O soldado arromba a porta do casebre com um coice e mal pode acreditar no que vê: ao invés de cadáveres de olhos esbugalhados - vítimas surpreendidas pela fragilidade da vida como morte súbita -, Fritz depara com uma mesa posta com esmero: sobre a toalha de renda, uma cumbuca de cogumelos frescos e um prato de borsch, uma sopa de beterraba, que, naquele fim de mundo ucraniano, é servida com natas, como se nuvens singrassem o céu da sopa violeta.
- Bem-vindo! Eu estava à sua espera. Sente-se para almoçar comigo - eis o que diz a camponesa Anna, com maçãs do rosto salientes e cabelos ruivos envoltos por um lenço policromático amarrado sob o queixo.
Incrédulo, Fritz aponta o fuzil para Anna, mas a jovem o desarma pousando suas mãos pequeninas e calosas sobre as mãos rudes do soldado, que quase esquecera o que é a ternura.
Quase.
- Vamos, o borsch vai esfriar, coma comigo.
Anna reparte o pão antes mesmo de oferecê-lo. Ela o embebe na sopa - envolto pelo caldo violeta, o pão mais parece uma joaninha.
Fritz não entende o sorriso de Anna - é como se não houvesse guerra, é como se, da família da moça, ainda houvesse alguém para além do retrato chamuscado que Anna insiste em pendurar no que resta das tábuas de uma das paredes crivadas de disparos.
Súbito, Anna resvala o falo do fuzil com mãos e olhos ávidos, no que Fritz engatilha a cara e a arma como uma naja prestes a dar o bote. É quando Anna pousa a ponta do indicador direito nos lábios do soldado e avança em sua direção, irresistivelmente, como um decreto imperial de Catarina, a grande.

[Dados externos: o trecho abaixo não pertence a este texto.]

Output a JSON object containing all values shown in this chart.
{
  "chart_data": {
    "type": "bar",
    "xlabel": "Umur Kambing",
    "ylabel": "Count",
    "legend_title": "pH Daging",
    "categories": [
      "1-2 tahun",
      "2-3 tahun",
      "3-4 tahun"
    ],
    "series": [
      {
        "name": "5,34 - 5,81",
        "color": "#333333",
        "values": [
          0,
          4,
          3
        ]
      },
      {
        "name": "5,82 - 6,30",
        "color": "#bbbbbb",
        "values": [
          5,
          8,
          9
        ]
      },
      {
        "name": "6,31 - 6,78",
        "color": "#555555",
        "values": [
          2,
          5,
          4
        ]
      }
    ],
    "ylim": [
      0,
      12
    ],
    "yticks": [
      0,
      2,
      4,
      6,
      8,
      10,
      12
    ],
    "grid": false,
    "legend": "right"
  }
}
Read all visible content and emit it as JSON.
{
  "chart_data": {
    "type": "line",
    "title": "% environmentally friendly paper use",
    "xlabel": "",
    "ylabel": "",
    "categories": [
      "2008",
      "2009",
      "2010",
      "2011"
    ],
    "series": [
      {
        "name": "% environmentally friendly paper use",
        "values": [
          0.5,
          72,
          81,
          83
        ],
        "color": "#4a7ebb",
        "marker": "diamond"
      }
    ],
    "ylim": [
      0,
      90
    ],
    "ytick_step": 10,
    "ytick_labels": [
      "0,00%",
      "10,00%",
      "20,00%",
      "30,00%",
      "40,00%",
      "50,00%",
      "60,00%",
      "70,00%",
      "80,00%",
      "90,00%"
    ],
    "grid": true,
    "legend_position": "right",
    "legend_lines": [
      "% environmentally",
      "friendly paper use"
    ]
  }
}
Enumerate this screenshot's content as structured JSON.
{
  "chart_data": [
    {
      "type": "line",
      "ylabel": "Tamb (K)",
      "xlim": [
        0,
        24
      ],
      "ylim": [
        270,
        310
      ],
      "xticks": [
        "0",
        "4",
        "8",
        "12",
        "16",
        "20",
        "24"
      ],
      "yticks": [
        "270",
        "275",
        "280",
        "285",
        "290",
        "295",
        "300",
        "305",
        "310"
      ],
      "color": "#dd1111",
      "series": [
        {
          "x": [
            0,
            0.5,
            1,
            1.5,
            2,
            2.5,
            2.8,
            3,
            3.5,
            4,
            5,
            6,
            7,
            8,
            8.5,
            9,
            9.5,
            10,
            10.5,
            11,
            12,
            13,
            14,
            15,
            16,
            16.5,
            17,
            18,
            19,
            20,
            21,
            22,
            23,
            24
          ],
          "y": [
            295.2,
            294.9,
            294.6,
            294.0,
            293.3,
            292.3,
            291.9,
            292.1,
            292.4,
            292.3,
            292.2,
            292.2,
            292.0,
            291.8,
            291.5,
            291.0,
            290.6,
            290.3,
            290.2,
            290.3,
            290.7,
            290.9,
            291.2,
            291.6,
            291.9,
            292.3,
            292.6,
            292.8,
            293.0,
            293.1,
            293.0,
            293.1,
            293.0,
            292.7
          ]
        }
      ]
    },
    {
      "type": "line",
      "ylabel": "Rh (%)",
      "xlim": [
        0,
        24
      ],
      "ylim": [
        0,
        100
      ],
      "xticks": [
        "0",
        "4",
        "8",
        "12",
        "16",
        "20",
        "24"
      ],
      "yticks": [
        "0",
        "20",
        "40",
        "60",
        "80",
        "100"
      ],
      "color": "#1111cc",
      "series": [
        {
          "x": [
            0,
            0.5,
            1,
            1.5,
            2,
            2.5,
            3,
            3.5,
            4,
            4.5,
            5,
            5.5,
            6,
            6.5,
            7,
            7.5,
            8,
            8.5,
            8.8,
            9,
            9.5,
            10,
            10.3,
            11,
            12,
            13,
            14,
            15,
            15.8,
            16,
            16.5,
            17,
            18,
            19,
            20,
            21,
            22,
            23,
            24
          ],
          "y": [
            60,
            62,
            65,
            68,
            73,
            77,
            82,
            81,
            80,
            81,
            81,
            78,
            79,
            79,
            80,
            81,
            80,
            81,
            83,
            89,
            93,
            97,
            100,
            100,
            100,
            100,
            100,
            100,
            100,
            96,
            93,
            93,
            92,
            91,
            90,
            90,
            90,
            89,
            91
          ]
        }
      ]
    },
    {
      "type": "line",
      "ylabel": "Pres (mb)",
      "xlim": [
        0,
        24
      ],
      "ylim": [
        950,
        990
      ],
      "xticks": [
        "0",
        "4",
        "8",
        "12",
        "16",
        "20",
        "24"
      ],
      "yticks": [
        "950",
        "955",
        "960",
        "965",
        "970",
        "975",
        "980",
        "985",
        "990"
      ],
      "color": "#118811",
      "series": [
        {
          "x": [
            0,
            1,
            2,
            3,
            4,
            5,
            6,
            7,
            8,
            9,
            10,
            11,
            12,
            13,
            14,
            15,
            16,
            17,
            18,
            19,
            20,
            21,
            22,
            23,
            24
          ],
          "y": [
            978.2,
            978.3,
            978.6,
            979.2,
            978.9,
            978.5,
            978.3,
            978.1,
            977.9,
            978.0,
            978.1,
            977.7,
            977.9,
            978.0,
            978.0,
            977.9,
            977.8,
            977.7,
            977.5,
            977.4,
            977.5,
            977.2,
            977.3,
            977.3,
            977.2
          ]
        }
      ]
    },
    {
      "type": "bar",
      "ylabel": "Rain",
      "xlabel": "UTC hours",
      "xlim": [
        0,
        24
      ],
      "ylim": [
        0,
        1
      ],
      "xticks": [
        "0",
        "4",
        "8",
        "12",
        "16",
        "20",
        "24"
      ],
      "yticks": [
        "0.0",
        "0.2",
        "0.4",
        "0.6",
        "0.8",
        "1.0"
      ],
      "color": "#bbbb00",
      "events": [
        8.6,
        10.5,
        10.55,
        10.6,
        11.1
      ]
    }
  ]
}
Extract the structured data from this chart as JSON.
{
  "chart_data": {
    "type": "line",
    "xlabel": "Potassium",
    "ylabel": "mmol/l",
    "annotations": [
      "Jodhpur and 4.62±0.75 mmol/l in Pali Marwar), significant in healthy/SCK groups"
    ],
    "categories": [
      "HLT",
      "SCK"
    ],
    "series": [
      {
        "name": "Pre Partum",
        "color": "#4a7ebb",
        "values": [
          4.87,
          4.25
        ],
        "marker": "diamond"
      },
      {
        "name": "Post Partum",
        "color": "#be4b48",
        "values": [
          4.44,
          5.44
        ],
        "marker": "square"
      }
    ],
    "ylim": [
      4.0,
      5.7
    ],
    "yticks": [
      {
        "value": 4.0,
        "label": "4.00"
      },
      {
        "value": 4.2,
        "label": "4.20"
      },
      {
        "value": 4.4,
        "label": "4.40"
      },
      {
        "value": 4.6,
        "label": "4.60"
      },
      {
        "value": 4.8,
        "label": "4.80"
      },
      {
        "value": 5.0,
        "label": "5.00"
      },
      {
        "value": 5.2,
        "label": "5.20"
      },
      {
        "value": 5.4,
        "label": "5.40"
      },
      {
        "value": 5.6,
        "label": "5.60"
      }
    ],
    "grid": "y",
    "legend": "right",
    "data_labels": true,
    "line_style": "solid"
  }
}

Em meu sonho, o beijo de Anna e Fritz é pintado por Gustav Klimt. Entretanto, quando eu tento prolongar o amor entre os escombros, o casebre é invadido ainda uma vez:
- Mas o que é isto, soldado?!
Um oficial com os coturnos enlameados e o quepe com a caveira da SS nazista condena o beijo de Gustav Klimt como o beijo de Judas.
- Desertor! Traidor!
Antes de conseguir fuzilar Fritz e condenar Anna à viuvez mais rápida da guerra, o carrasco da SS tomba com uma bala que lhe rasga o crânio - Ivan Ivânovitch, oficial do NKVD stalinista, invade o casebre pela última vez.
Ivan Ivânovitch desarma Fritz, golpeia-o com fúria e cospe em Anna:
- Desertora! Traidora!
Ora, Fritz é desertor e traidor, Anna é desertora e traidora… Afinal, a quem a guerra não deserda, a quem a guerra não trai?
Fritz e Anna se ajoelham e clamam, em vão, pela vida.
Ivan Ivânovitch se senta à mesa, saboreia o borsch salpicado com o sangue do oficial nazista e, após embeber um cogumelo com o último resquício da sopa, o oficial stalinista fuzila Fritz e Anna.
Ivan Ivânovitch, no entanto, não conseguirá sair do casebre.
Em meu sonho, a porta do casebre está lacrada, e o carrasco precisará olhar para o abraço definitivo de Anna e Fritz, como Caim a velar Abel.